2. Derrick Henry (2015, Alabama)
For the first two seasons of Derrick Henry’s career with the Tennessee Titans, he was effective when given the rock but simply wasn’t being given a ton of opportunities. He notched just 110 carries as a rookie and an increased but still paltry 176 carries in his second year. Though he averaged 4.5 and 4.2 yards per carry, respectively, and had five touchdowns in each of those seasons, he wasn’t a star by any means.
At the end of the 2018 campaign, however, we started to see what Henry could be when relied on heavily. He finished the season with 215 carries for 1,059 yards and 12 touchdowns, which served as a precursor for what he’s done in the 2019 season. Through 13 games, the former Crimson Tide standout has 250 carries for 1,243 yards and 13 touchdowns while also notching a career-high 18 receptions for 206 yards and two scores.

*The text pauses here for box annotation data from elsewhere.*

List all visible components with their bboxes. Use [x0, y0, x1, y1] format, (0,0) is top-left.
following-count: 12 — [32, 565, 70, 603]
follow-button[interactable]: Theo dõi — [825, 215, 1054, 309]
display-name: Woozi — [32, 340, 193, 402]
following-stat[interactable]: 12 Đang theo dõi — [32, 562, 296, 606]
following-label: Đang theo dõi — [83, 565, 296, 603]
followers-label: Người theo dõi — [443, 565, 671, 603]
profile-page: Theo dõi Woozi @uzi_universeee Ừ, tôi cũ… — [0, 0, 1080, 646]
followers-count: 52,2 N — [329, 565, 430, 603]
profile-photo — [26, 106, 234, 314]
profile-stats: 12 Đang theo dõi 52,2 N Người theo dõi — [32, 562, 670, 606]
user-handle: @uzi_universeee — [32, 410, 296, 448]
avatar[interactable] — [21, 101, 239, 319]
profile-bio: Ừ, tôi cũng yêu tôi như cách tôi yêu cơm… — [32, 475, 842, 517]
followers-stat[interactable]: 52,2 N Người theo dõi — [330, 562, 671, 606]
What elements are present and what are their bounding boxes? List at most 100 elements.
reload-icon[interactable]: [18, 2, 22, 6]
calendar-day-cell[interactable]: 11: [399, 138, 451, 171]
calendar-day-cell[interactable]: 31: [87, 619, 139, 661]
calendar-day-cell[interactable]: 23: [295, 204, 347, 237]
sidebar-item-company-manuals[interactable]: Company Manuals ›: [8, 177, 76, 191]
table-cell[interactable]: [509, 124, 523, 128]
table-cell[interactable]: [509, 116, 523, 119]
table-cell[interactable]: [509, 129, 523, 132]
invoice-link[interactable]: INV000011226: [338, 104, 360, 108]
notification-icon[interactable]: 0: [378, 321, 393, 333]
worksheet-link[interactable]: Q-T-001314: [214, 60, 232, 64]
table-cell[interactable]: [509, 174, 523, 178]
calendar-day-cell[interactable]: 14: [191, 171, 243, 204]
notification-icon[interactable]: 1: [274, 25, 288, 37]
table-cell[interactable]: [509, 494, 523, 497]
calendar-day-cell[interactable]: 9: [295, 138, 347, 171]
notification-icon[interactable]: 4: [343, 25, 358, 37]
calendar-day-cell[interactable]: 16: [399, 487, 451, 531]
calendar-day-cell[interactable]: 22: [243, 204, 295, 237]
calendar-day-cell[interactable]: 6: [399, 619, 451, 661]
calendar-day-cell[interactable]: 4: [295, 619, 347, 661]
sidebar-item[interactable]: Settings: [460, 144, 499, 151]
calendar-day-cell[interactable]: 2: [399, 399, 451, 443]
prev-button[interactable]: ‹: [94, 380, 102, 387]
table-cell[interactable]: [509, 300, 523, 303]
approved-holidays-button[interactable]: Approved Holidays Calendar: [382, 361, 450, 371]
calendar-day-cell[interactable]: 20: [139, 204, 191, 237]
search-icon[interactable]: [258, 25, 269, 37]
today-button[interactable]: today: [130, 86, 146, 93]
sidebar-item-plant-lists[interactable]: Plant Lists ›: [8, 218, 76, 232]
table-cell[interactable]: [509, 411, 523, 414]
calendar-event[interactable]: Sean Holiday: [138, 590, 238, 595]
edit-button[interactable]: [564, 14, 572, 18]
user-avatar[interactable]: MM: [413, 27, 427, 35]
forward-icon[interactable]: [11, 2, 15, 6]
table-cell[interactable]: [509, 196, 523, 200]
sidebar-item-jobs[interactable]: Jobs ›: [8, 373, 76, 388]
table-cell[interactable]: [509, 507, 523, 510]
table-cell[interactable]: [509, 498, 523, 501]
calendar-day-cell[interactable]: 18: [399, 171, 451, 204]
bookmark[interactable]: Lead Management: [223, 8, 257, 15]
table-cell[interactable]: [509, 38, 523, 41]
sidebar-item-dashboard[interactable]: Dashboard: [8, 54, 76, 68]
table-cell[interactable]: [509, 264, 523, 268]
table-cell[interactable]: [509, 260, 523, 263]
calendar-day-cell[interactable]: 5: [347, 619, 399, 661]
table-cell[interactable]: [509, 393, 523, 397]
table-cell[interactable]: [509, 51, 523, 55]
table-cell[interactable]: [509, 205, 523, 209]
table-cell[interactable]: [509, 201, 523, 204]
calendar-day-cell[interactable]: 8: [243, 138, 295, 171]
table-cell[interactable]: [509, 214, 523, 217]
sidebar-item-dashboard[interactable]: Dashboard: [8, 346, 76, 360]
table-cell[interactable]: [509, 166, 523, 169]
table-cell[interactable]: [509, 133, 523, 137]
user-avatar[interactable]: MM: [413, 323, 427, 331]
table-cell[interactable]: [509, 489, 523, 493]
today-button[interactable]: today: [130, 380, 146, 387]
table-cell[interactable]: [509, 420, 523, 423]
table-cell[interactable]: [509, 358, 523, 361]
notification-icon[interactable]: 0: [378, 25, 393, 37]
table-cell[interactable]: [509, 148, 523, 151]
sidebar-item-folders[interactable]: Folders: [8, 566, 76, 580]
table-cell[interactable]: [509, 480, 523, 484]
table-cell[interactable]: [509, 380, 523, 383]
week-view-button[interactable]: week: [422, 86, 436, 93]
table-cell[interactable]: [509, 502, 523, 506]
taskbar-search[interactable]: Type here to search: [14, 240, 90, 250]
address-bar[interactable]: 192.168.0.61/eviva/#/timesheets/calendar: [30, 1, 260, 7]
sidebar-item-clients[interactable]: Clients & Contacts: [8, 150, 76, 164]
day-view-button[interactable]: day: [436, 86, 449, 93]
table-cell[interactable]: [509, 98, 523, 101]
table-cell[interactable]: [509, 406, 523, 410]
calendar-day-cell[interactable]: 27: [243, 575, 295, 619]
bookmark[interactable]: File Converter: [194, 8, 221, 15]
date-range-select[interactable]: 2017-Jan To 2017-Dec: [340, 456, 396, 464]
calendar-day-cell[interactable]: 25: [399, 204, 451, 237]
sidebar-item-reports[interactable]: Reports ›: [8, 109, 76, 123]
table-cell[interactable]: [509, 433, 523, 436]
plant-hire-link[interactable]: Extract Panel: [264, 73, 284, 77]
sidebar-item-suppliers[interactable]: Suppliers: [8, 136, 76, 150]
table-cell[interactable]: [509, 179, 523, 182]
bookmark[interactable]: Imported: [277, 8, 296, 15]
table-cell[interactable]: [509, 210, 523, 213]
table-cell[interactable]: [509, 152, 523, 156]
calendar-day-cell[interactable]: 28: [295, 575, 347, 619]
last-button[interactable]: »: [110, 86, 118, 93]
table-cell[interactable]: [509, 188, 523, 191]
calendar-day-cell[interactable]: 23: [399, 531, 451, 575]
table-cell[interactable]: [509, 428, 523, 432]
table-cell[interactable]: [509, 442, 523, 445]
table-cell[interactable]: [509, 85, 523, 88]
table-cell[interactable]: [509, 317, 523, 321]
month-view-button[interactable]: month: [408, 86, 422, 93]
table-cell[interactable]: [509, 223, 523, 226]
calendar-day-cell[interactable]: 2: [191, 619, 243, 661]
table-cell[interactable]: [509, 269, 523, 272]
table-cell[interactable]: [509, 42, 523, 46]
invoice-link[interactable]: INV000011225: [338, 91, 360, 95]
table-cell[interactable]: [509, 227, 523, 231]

Under head coach Mike Vrabel and with the Titans now moving on from Mariota, it seems that Henry has found his mojo. If he continues on this track given the state of affairs in Tennessee, he should cement himself as one of the best running backs in the NFL.
1. Lamar Jackson (2016, Louisville)
While some might call this recency bias, there is no former Heisman Trophy winner playing in the NFL that has a remote chance to win an MVP award at this current moment and moving forward other than Lamar Jackson and he appears on track to do so in only his second season after falling to the Baltimore Ravens with the final pick in the first round of the 2018 NFL Draft.
Jackson was impressive once he took over for Joe Flacco at the end of his rookie season, throwing for 1,201 yards, six touchdowns and three interceptions (though with a 58.2 percent completion rate) supplemented by 695 rushing yards and five rushing scores.
In his second season with John Harbaugh designing the offense around the quarterback’s elite talents, Jackson has gone to another level. Through 13 games, he has 2,677 passing yards while completing 66.3 percent of his passes with 28 touchdown tosses and only six interceptions while accruing 1,017 rushing yards — only 22 shy of Michael Vick‘s single-season record for quarterback rushing yards — and seven touchdowns as well.
Action Jackson faced plenty of questions entering the NFL but he’s answered them emphatically through his first two seasons. And his unicorn-type skill-set coupled with the faith that Baltimore has put in him seems to indicate that his arrow is pointing up to having one of the greatest careers by a Heisman winner of all time.